Gewalt gegen Frauen ist auch in Deutschland keine Ausnahme. Jede dritte Frau wird laut Angaben des Bundesfamilienministeriums mindestens einmal in ihrem Leben Opfer von physischer und/oder sexualisierter Gewalt, etwa jede vierte durch ihren (Ex-)Partner. Eine traurige Statistik.
Die politische Haltung des Justizministers Marco Buschmann (FDP) stößt wohl auch deshalb auf Unverständnis: Er unterstützt mit seiner Partei die Blockade Deutschlands einer EU-Richtlinie zum Schutz von Frauen vor Gewalt. Eine Entscheidung, die viele Menschen nicht akzeptieren wollen. Über 100 prominente Frauen wenden sich nun deshalb in einem offenen Brief an die Bundesregierung.
Die Frauen werfen Buschmann vor, er trete die Rechte von Frauen mit Füßen. Unterzeichnet haben prominente Namen aus Kultur, Wirtschaft und Politik. Beteiligt haben sich etwa die Klimaaktivistin Luisa Neubauer, die Autorin Düzen Tekkal, die CDU-Politikerin Wiebke Winter oder die ehemalige SPD-Verteidigungsministerin Christine Lambrecht.
Auch Prominente aus der Kulturbranche haben sich den Forderungen des Briefs angeschlossen, darunter Model und Schauspielerin Marie Nasemann oder die Schauspielerinnen Wolke Hegenbarth sowie Jansa Frizi Bauer. Initiiert wurde der Brief von Kristina Lunz, der Gründerin des "Center for Feminist Foreign Policy".
Die Frauen bitten in dem offenen Brief, der dem "Spiegel" vorliegt, Justizminister Buschmann und das Kabinett "dringend" darum, ihre Blockade gegenüber der EU-Richtlinie zur EU-weiten Bekämpfung gegen Vergewaltigung aufzugeben. Denn: "Mit dieser Blockade-Haltung steht der Schutz von Millionen von Frauen vor Gewalt in der EU auf dem Spiel."
Die Verfasserinnen finden klare Worte für die Haltung des Justizministeriums: "Frauenrechte werden hier mit mehr als nur Füßen getreten." Weiter steht in dem Brief:
Zu der Blockade äußert sich auch Luisa Neubauer. Sie macht auf Instagram klar, was sie davon hält: "Es ist komplett absurd: Es gäbe die historische Chance, endlich die Gewalt gegen Frauen europaweit zu bekämpfen und ausgerechnet ein deutscher Justizminister blockiert." Sie fordert den Politiker auf, Haltung zu zeigen und den Weg für die EU-Richtlinie freizumachen.
Doch warum stimmt die FDP der EU-Richtlinie zum Schutz von Frauen gegen Gewalt nicht zu?
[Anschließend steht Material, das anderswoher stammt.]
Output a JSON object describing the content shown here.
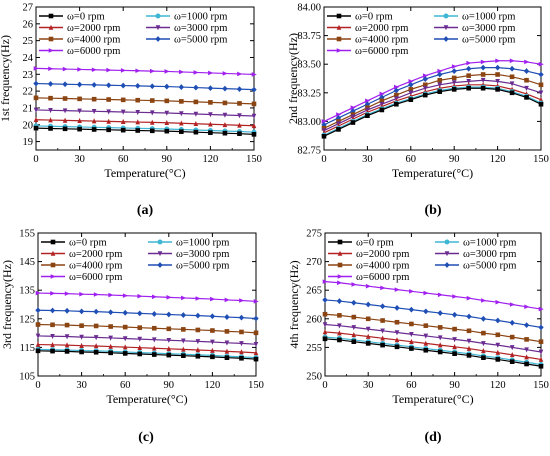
{
  "legend_entries": [
    "ω=0 rpm",
    "ω=1000 rpm",
    "ω=2000 rpm",
    "ω=3000 rpm",
    "ω=4000 rpm",
    "ω=5000 rpm",
    "ω=6000 rpm"
  ],
  "series_styles": [
    {
      "color": "#000000",
      "marker": "square"
    },
    {
      "color": "#3fb6d4",
      "marker": "circle"
    },
    {
      "color": "#b22222",
      "marker": "triangle-up"
    },
    {
      "color": "#6a2c91",
      "marker": "triangle-down"
    },
    {
      "color": "#8b4513",
      "marker": "square"
    },
    {
      "color": "#1f4fb5",
      "marker": "diamond"
    },
    {
      "color": "#a020f0",
      "marker": "triangle-right"
    }
  ],
  "chart_data": [
    {
      "type": "line",
      "panel_label": "(a)",
      "xlabel": "Temperature(°C)",
      "ylabel": "1st frequency(Hz)",
      "xlim": [
        0,
        150
      ],
      "ylim": [
        18.5,
        27
      ],
      "xticks": [
        0,
        30,
        60,
        90,
        120,
        150
      ],
      "yticks": [
        19,
        20,
        21,
        22,
        23,
        24,
        25,
        26,
        27
      ],
      "legend_position": "top",
      "x": [
        0,
        10,
        20,
        30,
        40,
        50,
        60,
        70,
        80,
        90,
        100,
        110,
        120,
        130,
        140,
        150
      ],
      "series": [
        {
          "name": "ω=0 rpm",
          "values": [
            19.8,
            19.78,
            19.76,
            19.74,
            19.72,
            19.7,
            19.68,
            19.66,
            19.64,
            19.62,
            19.59,
            19.56,
            19.53,
            19.5,
            19.47,
            19.43
          ]
        },
        {
          "name": "ω=1000 rpm",
          "values": [
            19.93,
            19.91,
            19.89,
            19.87,
            19.85,
            19.83,
            19.81,
            19.79,
            19.77,
            19.75,
            19.72,
            19.69,
            19.66,
            19.63,
            19.6,
            19.56
          ]
        },
        {
          "name": "ω=2000 rpm",
          "values": [
            20.3,
            20.28,
            20.26,
            20.24,
            20.22,
            20.2,
            20.18,
            20.16,
            20.14,
            20.12,
            20.09,
            20.06,
            20.03,
            20.0,
            19.97,
            19.94
          ]
        },
        {
          "name": "ω=3000 rpm",
          "values": [
            20.88,
            20.86,
            20.84,
            20.82,
            20.8,
            20.78,
            20.76,
            20.74,
            20.72,
            20.7,
            20.67,
            20.64,
            20.61,
            20.58,
            20.55,
            20.52
          ]
        },
        {
          "name": "ω=4000 rpm",
          "values": [
            21.6,
            21.58,
            21.56,
            21.54,
            21.52,
            21.5,
            21.48,
            21.46,
            21.44,
            21.42,
            21.39,
            21.36,
            21.33,
            21.3,
            21.27,
            21.24
          ]
        },
        {
          "name": "ω=5000 rpm",
          "values": [
            22.45,
            22.43,
            22.41,
            22.39,
            22.37,
            22.35,
            22.33,
            22.31,
            22.29,
            22.27,
            22.24,
            22.21,
            22.18,
            22.15,
            22.12,
            22.09
          ]
        },
        {
          "name": "ω=6000 rpm",
          "values": [
            23.35,
            23.33,
            23.31,
            23.29,
            23.27,
            23.25,
            23.23,
            23.21,
            23.19,
            23.17,
            23.14,
            23.11,
            23.08,
            23.05,
            23.02,
            22.99
          ]
        }
      ]
    },
    {
      "type": "line",
      "panel_label": "(b)",
      "xlabel": "Temperature(°C)",
      "ylabel": "2nd frequency(Hz)",
      "xlim": [
        0,
        150
      ],
      "ylim": [
        82.75,
        84.0
      ],
      "xticks": [
        0,
        30,
        60,
        90,
        120,
        150
      ],
      "yticks": [
        82.75,
        83.0,
        83.25,
        83.5,
        83.75,
        84.0
      ],
      "ytick_labels": [
        "82.75",
        "83.00",
        "83.25",
        "83.50",
        "83.75",
        "84.00"
      ],
      "legend_position": "top",
      "x": [
        0,
        10,
        20,
        30,
        40,
        50,
        60,
        70,
        80,
        90,
        100,
        110,
        120,
        130,
        140,
        150
      ],
      "series": [
        {
          "name": "ω=0 rpm",
          "values": [
            82.87,
            82.93,
            82.99,
            83.05,
            83.1,
            83.15,
            83.19,
            83.23,
            83.26,
            83.28,
            83.29,
            83.29,
            83.28,
            83.25,
            83.21,
            83.15
          ]
        },
        {
          "name": "ω=1000 rpm",
          "values": [
            82.88,
            82.94,
            83.0,
            83.06,
            83.11,
            83.16,
            83.2,
            83.24,
            83.27,
            83.29,
            83.3,
            83.3,
            83.29,
            83.26,
            83.22,
            83.16
          ]
        },
        {
          "name": "ω=2000 rpm",
          "values": [
            82.9,
            82.96,
            83.02,
            83.08,
            83.13,
            83.18,
            83.22,
            83.26,
            83.29,
            83.31,
            83.32,
            83.32,
            83.31,
            83.28,
            83.24,
            83.19
          ]
        },
        {
          "name": "ω=3000 rpm",
          "values": [
            82.92,
            82.98,
            83.04,
            83.1,
            83.15,
            83.2,
            83.25,
            83.29,
            83.32,
            83.34,
            83.35,
            83.36,
            83.35,
            83.33,
            83.29,
            83.25
          ]
        },
        {
          "name": "ω=4000 rpm",
          "values": [
            82.94,
            83.0,
            83.06,
            83.12,
            83.18,
            83.23,
            83.28,
            83.32,
            83.36,
            83.38,
            83.4,
            83.41,
            83.41,
            83.39,
            83.36,
            83.32
          ]
        },
        {
          "name": "ω=5000 rpm",
          "values": [
            82.97,
            83.03,
            83.09,
            83.15,
            83.21,
            83.27,
            83.32,
            83.37,
            83.41,
            83.44,
            83.46,
            83.47,
            83.47,
            83.46,
            83.44,
            83.41
          ]
        },
        {
          "name": "ω=6000 rpm",
          "values": [
            83.0,
            83.06,
            83.12,
            83.18,
            83.24,
            83.3,
            83.35,
            83.4,
            83.44,
            83.48,
            83.51,
            83.52,
            83.53,
            83.53,
            83.52,
            83.5
          ]
        }
      ]
    },
    {
      "type": "line",
      "panel_label": "(c)",
      "xlabel": "Temperature(°C)",
      "ylabel": "3rd frequency(Hz)",
      "xlim": [
        0,
        150
      ],
      "ylim": [
        105,
        155
      ],
      "xticks": [
        0,
        30,
        60,
        90,
        120,
        150
      ],
      "yticks": [
        105,
        115,
        125,
        135,
        145,
        155
      ],
      "legend_position": "top",
      "x": [
        0,
        10,
        20,
        30,
        40,
        50,
        60,
        70,
        80,
        90,
        100,
        110,
        120,
        130,
        140,
        150
      ],
      "series": [
        {
          "name": "ω=0 rpm",
          "values": [
            113.8,
            113.7,
            113.6,
            113.4,
            113.3,
            113.1,
            112.9,
            112.7,
            112.5,
            112.3,
            112.1,
            111.9,
            111.7,
            111.4,
            111.2,
            110.9
          ]
        },
        {
          "name": "ω=1000 rpm",
          "values": [
            114.3,
            114.2,
            114.1,
            113.9,
            113.8,
            113.6,
            113.4,
            113.2,
            113.0,
            112.8,
            112.6,
            112.4,
            112.2,
            111.9,
            111.7,
            111.4
          ]
        },
        {
          "name": "ω=2000 rpm",
          "values": [
            116.0,
            115.9,
            115.8,
            115.6,
            115.5,
            115.3,
            115.1,
            114.9,
            114.7,
            114.5,
            114.3,
            114.1,
            113.9,
            113.6,
            113.4,
            113.1
          ]
        },
        {
          "name": "ω=3000 rpm",
          "values": [
            119.0,
            118.9,
            118.8,
            118.6,
            118.5,
            118.3,
            118.1,
            117.9,
            117.7,
            117.5,
            117.3,
            117.1,
            116.9,
            116.6,
            116.4,
            116.1
          ]
        },
        {
          "name": "ω=4000 rpm",
          "values": [
            123.0,
            122.9,
            122.8,
            122.6,
            122.5,
            122.3,
            122.1,
            121.9,
            121.7,
            121.5,
            121.3,
            121.1,
            120.9,
            120.6,
            120.4,
            120.1
          ]
        },
        {
          "name": "ω=5000 rpm",
          "values": [
            128.0,
            127.9,
            127.8,
            127.6,
            127.5,
            127.3,
            127.1,
            126.9,
            126.7,
            126.5,
            126.3,
            126.1,
            125.9,
            125.6,
            125.4,
            125.1
          ]
        },
        {
          "name": "ω=6000 rpm",
          "values": [
            134.0,
            133.9,
            133.8,
            133.6,
            133.5,
            133.3,
            133.1,
            132.9,
            132.7,
            132.5,
            132.3,
            132.1,
            131.9,
            131.6,
            131.4,
            131.1
          ]
        }
      ]
    },
    {
      "type": "line",
      "panel_label": "(d)",
      "xlabel": "Temperature(°C)",
      "ylabel": "4th frequency(Hz)",
      "xlim": [
        0,
        150
      ],
      "ylim": [
        250,
        275
      ],
      "xticks": [
        0,
        30,
        60,
        90,
        120,
        150
      ],
      "yticks": [
        250,
        255,
        260,
        265,
        270,
        275
      ],
      "legend_position": "top",
      "x": [
        0,
        10,
        20,
        30,
        40,
        50,
        60,
        70,
        80,
        90,
        100,
        110,
        120,
        130,
        140,
        150
      ],
      "series": [
        {
          "name": "ω=0 rpm",
          "values": [
            256.5,
            256.3,
            256.0,
            255.7,
            255.4,
            255.1,
            254.8,
            254.5,
            254.2,
            253.9,
            253.6,
            253.2,
            252.9,
            252.5,
            252.1,
            251.7
          ]
        },
        {
          "name": "ω=1000 rpm",
          "values": [
            256.8,
            256.6,
            256.3,
            256.0,
            255.7,
            255.4,
            255.1,
            254.8,
            254.5,
            254.2,
            253.9,
            253.5,
            253.2,
            252.8,
            252.4,
            252.0
          ]
        },
        {
          "name": "ω=2000 rpm",
          "values": [
            257.7,
            257.5,
            257.2,
            256.9,
            256.6,
            256.3,
            256.0,
            255.7,
            255.4,
            255.1,
            254.8,
            254.4,
            254.1,
            253.7,
            253.3,
            252.9
          ]
        },
        {
          "name": "ω=3000 rpm",
          "values": [
            259.0,
            258.8,
            258.5,
            258.2,
            257.9,
            257.6,
            257.3,
            257.0,
            256.7,
            256.4,
            256.1,
            255.7,
            255.4,
            255.0,
            254.6,
            254.2
          ]
        },
        {
          "name": "ω=4000 rpm",
          "values": [
            260.8,
            260.6,
            260.3,
            260.0,
            259.7,
            259.4,
            259.1,
            258.8,
            258.5,
            258.2,
            257.9,
            257.5,
            257.2,
            256.8,
            256.4,
            256.0
          ]
        },
        {
          "name": "ω=5000 rpm",
          "values": [
            263.3,
            263.1,
            262.8,
            262.5,
            262.2,
            261.9,
            261.6,
            261.3,
            261.0,
            260.7,
            260.4,
            260.0,
            259.7,
            259.3,
            258.9,
            258.5
          ]
        },
        {
          "name": "ω=6000 rpm",
          "values": [
            266.5,
            266.3,
            266.0,
            265.7,
            265.4,
            265.1,
            264.8,
            264.5,
            264.2,
            263.9,
            263.6,
            263.2,
            262.9,
            262.5,
            262.1,
            261.7
          ]
        }
      ]
    }
  ]
}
Der Grund dafür seien, wie so oft, juristische Spitzfindigkeiten. Die Bundesregierung hatte dem Beschluss bisher nicht zugestimmt, weil das deutsche Justizministerium einen ganz konkreten Abschnitt kritisiert. Mit diesem will die EU-Kommission den Tatbestand der Vergewaltigung einheitlich regeln.
Als Vergewaltigung sollte demnach jede "nicht einvernehmliche sexuelle Handlung an einer Frau" gelten. Mit dem Vorschlag würde eine "Ja heißt Ja"-Regel zum europaweiten Standard. Da stellt sich die Frage, warum das problematisch sein sollte.
Das deutsche Justizministerium glaubt, dass der Vorschlag der Kommission in diesem Wortlaut nicht mit dem Europarecht vereinbar wäre. Die EU würde mit dem Vergewaltigungsartikel demnach ihre Regelungskompetenz überschreiten. Die deutsche Blockade lässt nun womöglich die ganze Richtlinie scheitern. Für die Verfasserinnen des Offenen Briefs steht fest: Sollte Deutschland der Richtlinie nicht zustimmen, könne das Land sich nicht länger als Vorreiter für Frauenrechte positionieren.